An emotional Kevin Spacey testified in a New York courtroom Monday that he never made a sexual pass at the actor Anthony Rapp, who has sued for millions of dollars in damages, claiming the Academy Award-winning actor tried to take him to bed when he was 14.
Repeatedly, Spacey denied Rapp's claims that a then-26-year-old Spacey picked him up like a groom does a bride after a 1986 party at his Manhattan apartment and put him on his bed before lying on top of him.
Rapp testified earlier in a civil trial in which he accuses Spacey of assault and battery in the fully clothed encounter before fleeing, only to have Spacey follow him to the door and ask if he was sure he wanted to leave.
“They are not true,” Spacey said of the allegations, first made in 2017 in an interview with Buzzfeed. The accusations, along with more made by others, brought to an end Spacey's popular role on the Netflix series “House of Cards” and abruptly derailed his career.
Spacey, 63, dabbed tears from his eyes with a tissue and sniffled as he described immediate intense pressure from publicists and lawyers to respond with compassion and empathy and an apology to Rapp's claims.
“They told me I couldn't push back on the story,” Spacey recalled. “I knew I wouldn't have any sexual interest in Anthony Rapp or any child. That I knew."
At the time, with the #MeToo movement gaining momentum, “The industry was very nervous. There was a lot of fear in the air about who was going to be next,” he said.
He added: “I was shocked.
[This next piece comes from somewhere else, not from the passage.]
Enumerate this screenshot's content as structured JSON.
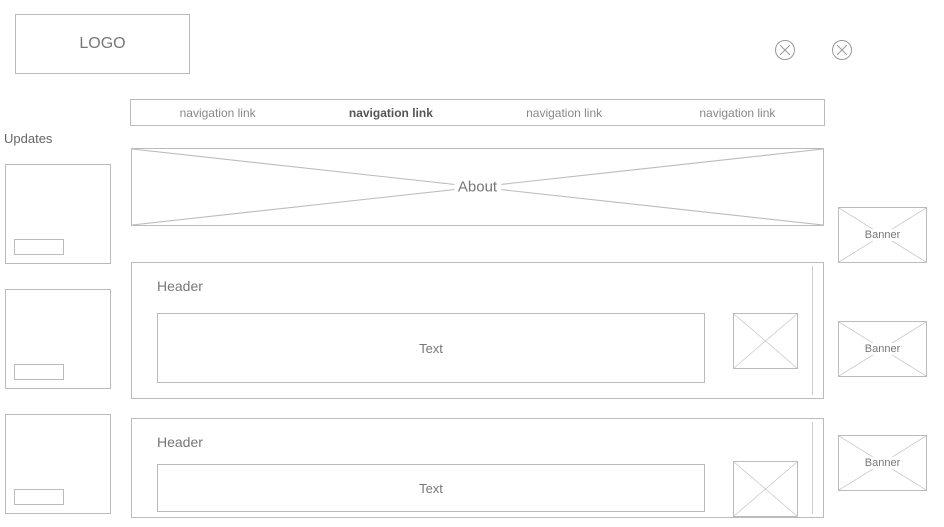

I was frightened and I was confused. ... I knew I had never been alone with Anthony Rapp.”
After the article, the two-time Oscar winner said on Twitter that he didn't recall the encounter with Rapp, adding: “But if I did behave then as he describes, I owe him the sincerest apology for what would have been deeply inappropriate drunken behavior, and I am sorry for the feelings he describes having carried with him all these years.”
His managers said “it was the best way to contain a crisis that was going to get worse” and to avoid being accused of “being a victim shamer,” he said.
Spacey told jurors he now regrets “my entire statement.”
“I've learned a lesson, which is never apologize for something you didn't do,” he said.
Spacey, testifying on a day when Judge Lewis A. Kaplan tossed out Rapp's claim of intentional infliction of emotional distress on the grounds that it duplicated aspects of the assault and battery allegation, also was asked if he has been private about his personal life over his career.
“I grew up in a very complicated family dynamic,” he said, explaining that rants by his father when he was a youngster led him to hate bigotry and intolerance.
“My father was a white supremacist and neo-Nazi,” Spacey said. “It meant that my siblings and I were forced to listen to hours and hours of my father lecturing us about his beliefs.”
Prior to Monday's testimony, Spacey said he had "never talked about these things publicly, ever.”